If I Could Fly…The Greatness of that Call
If I Could Fly. . . .
As I pondered what success might look like if I could rise above the obstacles that threaten to capture me and hold me in place, I wondered what this might look like. What would I do, if I could fly? Then, on a conference call this week, the woman in charge challenged us to look at all the obstacles: all the people that are in our life or have been in our life, the jobs we have had, no matter how mundane they might seem, and even the creative endeavors and volunteer placements we have taken on, and look at all these as part of our training ground. Some will be fun, others challenging, and some might seem like they do not fit into our grand scheme of working towards that big, successful, creative possibility. She ended with a challenge, to dare to venture into the greatness of that call on our life, and what we still need to overcome – what fears or obstacles pull us back to the ground with a thud.
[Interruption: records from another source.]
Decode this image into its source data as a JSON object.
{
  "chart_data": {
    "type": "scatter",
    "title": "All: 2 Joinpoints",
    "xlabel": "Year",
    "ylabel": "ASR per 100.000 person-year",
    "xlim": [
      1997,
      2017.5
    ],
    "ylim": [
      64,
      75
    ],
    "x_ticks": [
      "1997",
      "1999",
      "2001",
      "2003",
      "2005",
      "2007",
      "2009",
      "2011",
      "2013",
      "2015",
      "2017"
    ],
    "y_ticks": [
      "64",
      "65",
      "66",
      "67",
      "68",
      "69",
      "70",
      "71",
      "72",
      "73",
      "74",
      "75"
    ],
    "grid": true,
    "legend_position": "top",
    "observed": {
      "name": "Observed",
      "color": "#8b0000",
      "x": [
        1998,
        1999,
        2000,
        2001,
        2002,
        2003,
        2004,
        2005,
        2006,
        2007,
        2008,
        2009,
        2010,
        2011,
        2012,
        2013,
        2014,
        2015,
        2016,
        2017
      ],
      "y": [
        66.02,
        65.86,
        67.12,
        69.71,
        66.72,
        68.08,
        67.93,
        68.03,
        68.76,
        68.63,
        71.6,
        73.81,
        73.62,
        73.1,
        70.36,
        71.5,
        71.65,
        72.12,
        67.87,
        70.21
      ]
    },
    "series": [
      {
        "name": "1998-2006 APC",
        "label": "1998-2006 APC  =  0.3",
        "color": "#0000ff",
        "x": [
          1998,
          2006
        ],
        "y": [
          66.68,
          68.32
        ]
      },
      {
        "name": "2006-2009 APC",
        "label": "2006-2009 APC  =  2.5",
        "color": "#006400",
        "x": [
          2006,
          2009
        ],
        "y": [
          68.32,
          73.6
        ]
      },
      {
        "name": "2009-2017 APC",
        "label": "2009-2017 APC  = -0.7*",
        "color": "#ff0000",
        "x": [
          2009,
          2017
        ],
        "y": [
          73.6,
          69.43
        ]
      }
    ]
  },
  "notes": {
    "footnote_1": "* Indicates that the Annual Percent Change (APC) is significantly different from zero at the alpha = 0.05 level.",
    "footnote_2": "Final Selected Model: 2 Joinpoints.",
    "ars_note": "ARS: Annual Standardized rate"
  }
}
I believe that things work together to challenge me, to train and teach me, and this week exemplified it with the prompt and the conference call. It gave me pause to reflect on events, which I might consider unrelated, but are actually all part of learning the skills I need for the project yet to come; to dream of possibilities of success if I could but fly.
I look back at the many things I have already done from university classes to workshops, and yet I have learned more from life’s experiences than from most of the formal training. People have come into my life at just the right time, and spoken volumes through their stories and actions, whether to learn the hard way how to deal with the negative, or from their encouragement. I have been allowed a glimpse into cultures different than my own, circumstances I have not endured, and a look at their interests and passions.
The tough stuff of life has taught me lessons, allowed patience to begin to grow, and glimpses of hope to emerge so I can then walk with others on their tough journeys – not with all the answers, but simply as one who has walked it longer than they have. Life’s tough stuff has taught me to treasure the beauty in simple things, celebrate the small steps and know that the dark days will not last forever, even when they seem like they might. I will fly again.
As I reflect on these things, the ‘I wish I had done things differently’ threatens to escape and fill the page, but I must push it down and look at the positives to see where they might lead. I need to move past the excuses of not having the right initials after my name or not enough experience, and build on all the training I have received in my lifetime. Then I can soar above the regrets and see the possibilities.
When I allow my imagination to take wing, I see myself speaking more often and to larger groups about subjects like ‘Life’s Tough but There’s Hope’ or about ‘Communication and The Power of Story’ or about ‘The Courage to Include,’ for I know that I have something to offer to others which will encourage and challenge them to then share their stories of hope.
The storyteller in me escapes the confines of a lack of self-confidence, and the variety of stories grows, both in written and oral form. Success means I take on and complete the challenge my grandson threw my way, to go beyond writing non-fiction to a fiction book. I started the challenge, but doubts crept in and it lays incomplete, waiting for more revision. Flying would allow those revisions to be complete, edits done, and the book to become available to the public.
What grand venture waits for me as I fly above the obstacles, and incorporate the lifetime of training I have received? How will the puzzle pieces line up to for a beautiful picture?
I must grab hold of encouraging, affirming words and believe them to build the self-confidence. Then, I’ll soar into speaking to a variety of audiences and share stories to encourage, to teach, to mentor, and to entertain. I will publish articles, stories, and books rather than let them languish on my computer or as an idea flitting through my mind.